JAKARTA – Staf Ahli Menkopolhukam Sri Yunanto mengatakan, pengajaran pendidikan karakter harus dipaksakan untuk menjaga jati diri bangsa Indonesia. Sebab nilai-nilai luhur seperti sopan santun, toleran, dan saling menghormati dipandang sudah makin menipis di tengah masyarakat.

“Menipisnya nilai-nilai luhur bangsa itu membuat anak-anak bangsa sangat rentan terhadap serangan ideologi dan paham asing,” kata Sri di Jakarta, sebagaimana dilansir Antara, Rabu (6/3).

Oleh karena itu, menurut Yunanto, pengajaran pendidikan karakter, baik melalui cara konvensional maupun literasi digital, harus dipaksakan kepada generasi muda.

“Harus dipaksakan dan semua harus mengikuti karena ini jati diri bangsa. Apakah melalui kurikulum pendidikan atau melalui dunia digital,” katanya.

Langkah pertama untuk menguatkan kembali karakter bangsa, menurut dia, adalah dengan memberikan pemahaman kembali mengenai Empat Pilar Kebangsaan, yakni Pancasila, UUD NRI Tahun 1945, NKRI, dan Bhinneka Tunggal Ika. Itu bisa diberikan melalui kurikulum pendidikan dan kampanye di media sosial.

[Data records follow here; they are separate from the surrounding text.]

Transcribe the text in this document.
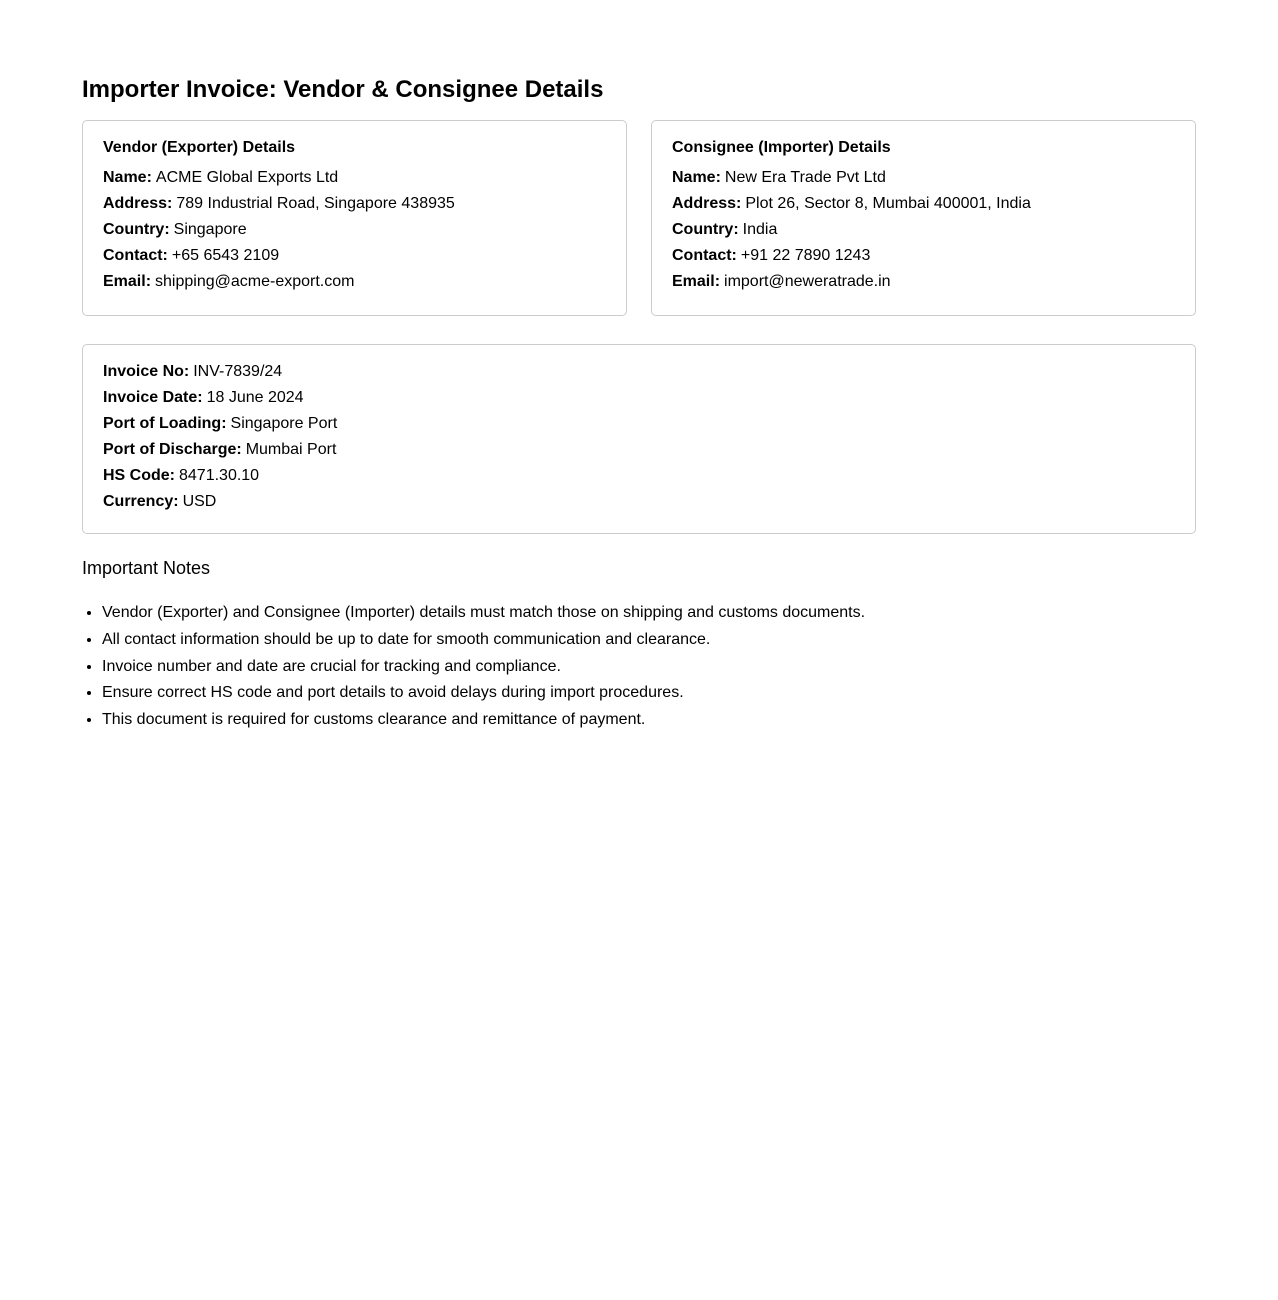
Importer Invoice: Vendor & Consignee Details
Vendor (Exporter) Details
Name: ACME Global Exports Ltd
Address: 789 Industrial Road, Singapore 438935
Country: Singapore
Contact: +65 6543 2109
Email: shipping@acme-export.com
Consignee (Importer) Details
Name: New Era Trade Pvt Ltd
Address: Plot 26, Sector 8, Mumbai 400001, India
Country: India
Contact: +91 22 7890 1243
Email: import@neweratrade.in
Invoice No: INV-7839/24
Invoice Date: 18 June 2024
Port of Loading: Singapore Port
Port of Discharge: Mumbai Port
HS Code: 8471.30.10
Currency: USD
Important Notes
• Vendor (Exporter) and Consignee (Importer) details must match those on shipping and customs documents.
• All contact information should be up to date for smooth communication and clearance.
• Invoice number and date are crucial for tracking and compliance.
• Ensure correct HS code and port details to avoid delays during import procedures.
• This document is required for customs clearance and remittance of payment.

Dengan pemahaman kembali Empat Pilar Kebangsaan secara utuh, Sri Yunanto optimistis generasi muda akan memiliki imunitas dan pembanding yang baik, terutama saat mendapatkan pengetahuan baru dari dunia digital tentang ide kebebasan maupun paham transnasional.

Selain Empat Pilar Kebangsaan, ideologi agama juga harus disebarkan karena agama-agama di Indonesia mempunyai misi yang sama, yaitu mengajarkan kebaikan, toleransi, perdamaian, dan moderasi. Dengan memahami ideologi agama, generasi muda akan memiliki saringan dalam menghadapi serangan ideologi asing.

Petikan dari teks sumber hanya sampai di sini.